The category name Farimani coined - Software Attack Surface Management - is not marketing language. It's a technical claim: the surface area of a piece of software that can be attacked is not fixed. It can be reduced, continuously and automatically, by removing what doesn't execute. Gartner picked it up. Enterprise security teams started budgeting for it. The 2025 CyberShark Pitch Competition recognized it. And in February 2026, Blue Cloud Ventures and Forgepoint Capital led a $42 million Series A to accelerate where that category goes next.

The timing is not incidental. As AI-generated code floods production systems, the gap between what ships and what has been audited is widening. Farimani has been direct about this: the window between vulnerability disclosure and active exploitation has collapsed. Organizations need solutions that operate at the same velocity as the threats they face. That's what RapidFort is building - not a scanner that tells you what's wrong, but a system that removes what shouldn't be there before it becomes someone's problem.
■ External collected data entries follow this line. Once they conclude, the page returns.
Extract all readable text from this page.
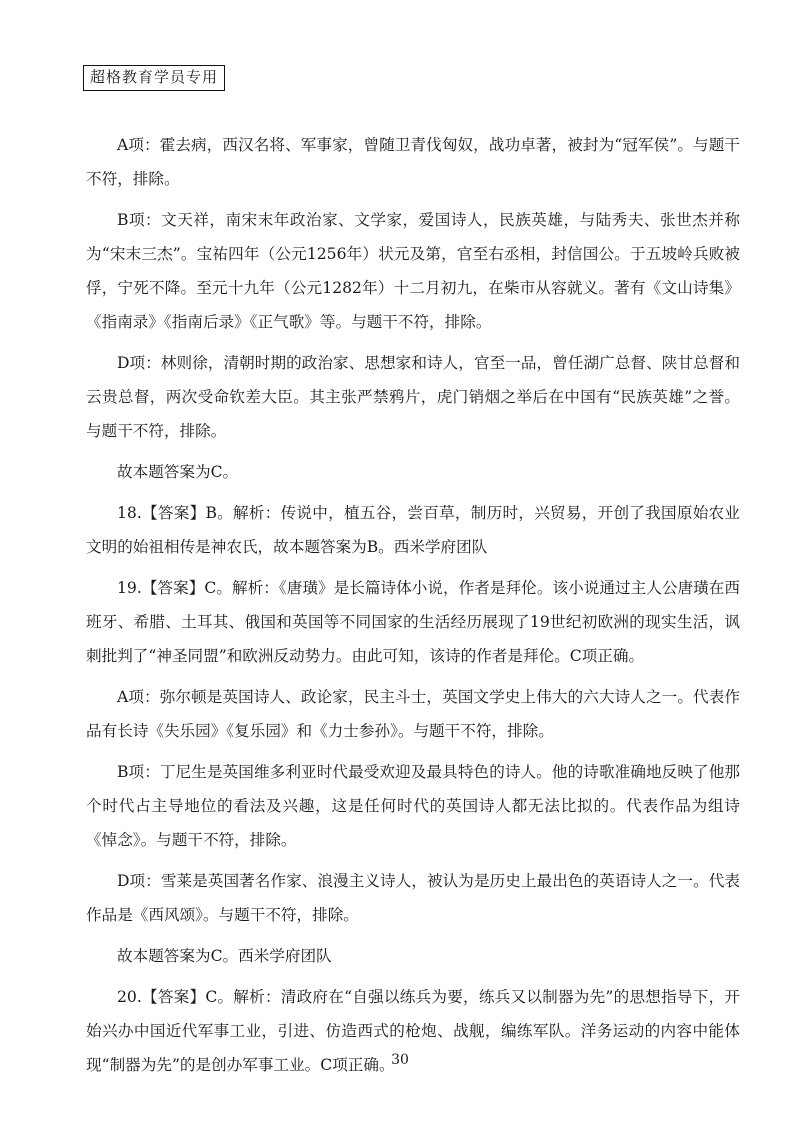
超格教育学员专用

A项：霍去病，西汉名将、军事家，曾随卫青伐匈奴，战功卓著，被封为“冠军侯”。与题干不符，排除。

B项：文天祥，南宋末年政治家、文学家，爱国诗人，民族英雄，与陆秀夫、张世杰并称为“宋末三杰”。宝祐四年（公元1256年）状元及第，官至右丞相，封信国公。于五坡岭兵败被俘，宁死不降。至元十九年（公元1282年）十二月初九，在柴市从容就义。著有《文山诗集》《指南录》《指南后录》《正气歌》等。与题干不符，排除。

D项：林则徐，清朝时期的政治家、思想家和诗人，官至一品，曾任湖广总督、陕甘总督和云贵总督，两次受命钦差大臣。其主张严禁鸦片，虎门销烟之举后在中国有“民族英雄”之誉。与题干不符，排除。

故本题答案为C。

18.【答案】B。解析：传说中，植五谷，尝百草，制历时，兴贸易，开创了我国原始农业文明的始祖相传是神农氏，故本题答案为B。西米学府团队

19.【答案】C。解析：《唐璜》是长篇诗体小说，作者是拜伦。该小说通过主人公唐璜在西班牙、希腊、土耳其、俄国和英国等不同国家的生活经历展现了19世纪初欧洲的现实生活，讽刺批判了“神圣同盟”和欧洲反动势力。由此可知，该诗的作者是拜伦。C项正确。

A项：弥尔顿是英国诗人、政论家，民主斗士，英国文学史上伟大的六大诗人之一。代表作品有长诗《失乐园》《复乐园》和《力士参孙》。与题干不符，排除。

B项：丁尼生是英国维多利亚时代最受欢迎及最具特色的诗人。他的诗歌准确地反映了他那个时代占主导地位的看法及兴趣，这是任何时代的英国诗人都无法比拟的。代表作品为组诗《悼念》。与题干不符，排除。

D项：雪莱是英国著名作家、浪漫主义诗人，被认为是历史上最出色的英语诗人之一。代表作品是《西风颂》。与题干不符，排除。

故本题答案为C。西米学府团队

20.【答案】C。解析：清政府在“自强以练兵为要，练兵又以制器为先”的思想指导下，开始兴办中国近代军事工业，引进、仿造西式的枪炮、战舰，编练军队。洋务运动的内容中能体现“制器为先”的是创办军事工业。C项正确。

30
Leadership Philosophy: Disciplined Experimentation

Farimani's approach to leadership pulls from his engineering background more than from any business-school playbook. He runs on disciplined experimentation - test the hypothesis, measure the result, eliminate what doesn't work. Transparency is not a values statement at RapidFort; it's the operational model. And he delegates early, building a team of co-founders and executives who each bring domain expertise he specifically doesn't have: Rajeev Thakur (CTO) from Palo Alto Networks and the DevOps world, Russ Andersson (COO) with prior startup exits, George Manuelian (CRO) from AWS and Cisco. He knows what he knows. More importantly, he knows what he doesn't.

At 25+ years into a technology career that has spanned digital imaging, retail AI, and enterprise cybersecurity, Farimani has earned the right to be specific. He doesn't talk about disruption. He talks about removing 60-90% of unused packages from containers and what that does to a security team's Monday morning. That specificity - and the organic adoption it generates - is what $42 million in Series A capital is now betting on.